Bob flips off the light. They are in the dark now. He grabs Maureen. Her face is a robber’s mask with a scent of bath oil.

“Maybe it’s easier in the dark.”

“Please, Bobby. Let me go. Turn on the light and let me go.”

“Come on. As long as we can’t see faces.”

“You’re hurting me.”

Arthur flips on the light. Maureen is trembling.

“Look at your arms, Maureen. Look at them shaking. You’ve already halfway told me. Come on. You’re big on going ‘all the way.’ ”

“Let her go, Bob.”

“Fuck you,” he says.

Maureen starts to turn ice-rock against the architecture of his anger. “He paid to have Sam killed,” she says. “John Lee.
Did you know that?
He paid to have him killed, and it ended up getting Sarah killed and Gabi taken.
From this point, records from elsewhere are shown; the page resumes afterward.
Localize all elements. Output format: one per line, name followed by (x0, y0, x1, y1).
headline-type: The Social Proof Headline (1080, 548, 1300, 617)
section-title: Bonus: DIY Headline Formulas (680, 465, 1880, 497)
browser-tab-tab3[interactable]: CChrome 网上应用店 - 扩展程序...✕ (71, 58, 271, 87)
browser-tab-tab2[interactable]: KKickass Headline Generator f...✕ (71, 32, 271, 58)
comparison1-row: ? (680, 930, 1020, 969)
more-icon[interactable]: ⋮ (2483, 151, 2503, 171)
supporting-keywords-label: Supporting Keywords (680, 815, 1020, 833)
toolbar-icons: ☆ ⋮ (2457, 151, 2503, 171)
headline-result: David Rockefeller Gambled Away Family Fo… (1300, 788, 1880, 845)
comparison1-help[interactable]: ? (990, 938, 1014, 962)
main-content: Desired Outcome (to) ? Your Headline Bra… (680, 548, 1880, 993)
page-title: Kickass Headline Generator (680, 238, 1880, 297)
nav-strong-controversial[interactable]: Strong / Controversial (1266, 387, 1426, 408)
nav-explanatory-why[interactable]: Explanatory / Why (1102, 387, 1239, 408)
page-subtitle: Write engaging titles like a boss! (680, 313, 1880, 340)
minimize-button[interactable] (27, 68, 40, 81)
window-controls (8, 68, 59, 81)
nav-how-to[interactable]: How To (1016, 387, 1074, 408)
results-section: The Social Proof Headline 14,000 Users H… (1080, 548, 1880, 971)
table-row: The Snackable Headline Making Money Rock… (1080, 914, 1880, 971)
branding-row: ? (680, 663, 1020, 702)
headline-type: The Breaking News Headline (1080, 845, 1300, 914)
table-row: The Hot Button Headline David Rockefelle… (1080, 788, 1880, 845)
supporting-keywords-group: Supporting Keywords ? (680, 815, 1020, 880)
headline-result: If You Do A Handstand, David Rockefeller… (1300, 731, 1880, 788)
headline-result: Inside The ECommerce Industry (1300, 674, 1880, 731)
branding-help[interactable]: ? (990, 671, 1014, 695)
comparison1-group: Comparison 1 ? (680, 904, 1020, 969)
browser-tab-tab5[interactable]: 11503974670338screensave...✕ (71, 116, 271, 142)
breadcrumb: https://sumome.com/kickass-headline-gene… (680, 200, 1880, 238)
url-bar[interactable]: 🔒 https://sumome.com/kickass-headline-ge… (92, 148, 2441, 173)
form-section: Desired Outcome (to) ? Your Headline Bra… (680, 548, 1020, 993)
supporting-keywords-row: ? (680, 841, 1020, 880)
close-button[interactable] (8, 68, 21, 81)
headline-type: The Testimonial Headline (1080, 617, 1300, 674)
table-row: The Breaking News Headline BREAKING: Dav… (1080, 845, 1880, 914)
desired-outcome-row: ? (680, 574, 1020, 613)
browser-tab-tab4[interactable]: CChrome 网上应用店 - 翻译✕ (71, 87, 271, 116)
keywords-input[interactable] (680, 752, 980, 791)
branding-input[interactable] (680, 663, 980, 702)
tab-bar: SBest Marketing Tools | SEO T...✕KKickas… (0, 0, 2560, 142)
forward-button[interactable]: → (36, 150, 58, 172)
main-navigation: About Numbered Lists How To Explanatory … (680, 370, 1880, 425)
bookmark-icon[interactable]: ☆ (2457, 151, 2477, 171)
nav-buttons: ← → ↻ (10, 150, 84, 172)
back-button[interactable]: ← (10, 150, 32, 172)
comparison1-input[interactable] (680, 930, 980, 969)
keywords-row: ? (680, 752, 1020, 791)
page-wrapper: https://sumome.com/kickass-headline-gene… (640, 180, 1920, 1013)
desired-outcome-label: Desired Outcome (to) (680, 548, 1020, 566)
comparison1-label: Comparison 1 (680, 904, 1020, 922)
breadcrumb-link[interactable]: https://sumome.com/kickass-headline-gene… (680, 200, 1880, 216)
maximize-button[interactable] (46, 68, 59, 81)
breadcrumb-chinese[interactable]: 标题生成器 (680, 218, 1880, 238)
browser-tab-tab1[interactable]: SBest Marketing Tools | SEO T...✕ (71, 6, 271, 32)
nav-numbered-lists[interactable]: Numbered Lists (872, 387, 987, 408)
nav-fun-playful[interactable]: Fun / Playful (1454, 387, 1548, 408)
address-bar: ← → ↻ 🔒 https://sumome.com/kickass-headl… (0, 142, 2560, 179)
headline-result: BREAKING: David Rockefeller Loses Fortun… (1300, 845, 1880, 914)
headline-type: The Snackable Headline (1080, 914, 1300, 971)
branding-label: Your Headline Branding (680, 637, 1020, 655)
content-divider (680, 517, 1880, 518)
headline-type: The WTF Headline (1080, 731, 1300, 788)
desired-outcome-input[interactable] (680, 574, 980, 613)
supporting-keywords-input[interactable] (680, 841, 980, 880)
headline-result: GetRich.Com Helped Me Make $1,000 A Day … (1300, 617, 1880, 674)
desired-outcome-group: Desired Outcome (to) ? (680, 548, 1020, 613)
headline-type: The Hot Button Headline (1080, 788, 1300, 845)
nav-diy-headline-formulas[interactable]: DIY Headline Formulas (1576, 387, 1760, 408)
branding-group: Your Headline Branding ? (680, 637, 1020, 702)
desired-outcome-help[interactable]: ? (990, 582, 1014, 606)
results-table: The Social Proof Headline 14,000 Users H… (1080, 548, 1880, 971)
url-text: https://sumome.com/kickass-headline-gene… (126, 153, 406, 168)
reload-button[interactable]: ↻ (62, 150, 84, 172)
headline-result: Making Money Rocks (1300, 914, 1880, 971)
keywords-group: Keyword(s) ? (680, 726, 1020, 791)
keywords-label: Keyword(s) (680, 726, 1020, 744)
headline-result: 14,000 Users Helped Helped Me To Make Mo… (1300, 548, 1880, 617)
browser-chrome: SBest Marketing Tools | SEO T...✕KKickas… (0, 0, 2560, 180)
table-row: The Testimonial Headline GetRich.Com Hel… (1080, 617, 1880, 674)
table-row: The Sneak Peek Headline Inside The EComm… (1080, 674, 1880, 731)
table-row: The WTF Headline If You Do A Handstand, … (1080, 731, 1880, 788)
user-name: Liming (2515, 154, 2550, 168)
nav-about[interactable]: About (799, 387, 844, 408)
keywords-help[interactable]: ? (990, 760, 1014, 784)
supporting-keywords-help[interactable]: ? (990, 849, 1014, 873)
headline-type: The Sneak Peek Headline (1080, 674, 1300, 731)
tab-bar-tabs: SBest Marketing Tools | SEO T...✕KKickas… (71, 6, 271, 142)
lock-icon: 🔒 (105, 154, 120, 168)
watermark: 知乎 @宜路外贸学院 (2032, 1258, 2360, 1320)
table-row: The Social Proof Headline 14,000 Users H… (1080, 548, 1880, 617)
That is where the fault lies as far as I’m concerned. And I’ll tell you this, too. I only wish that whatever happened to John Lee had happened to him sooner. Like last November. How’s that for an answer?”

“You’re the art of the half-truth.”

“Most of life is not the art of truth at all, Bobby,” she says. “It’s the trading of trivialities.”

“Is it?”

“Sure,” says Arthur, with a coy ugliness. “Sure. Just ask Errol Grey.”

Bob comes about. His face is ashen, except for the rage on each cheek.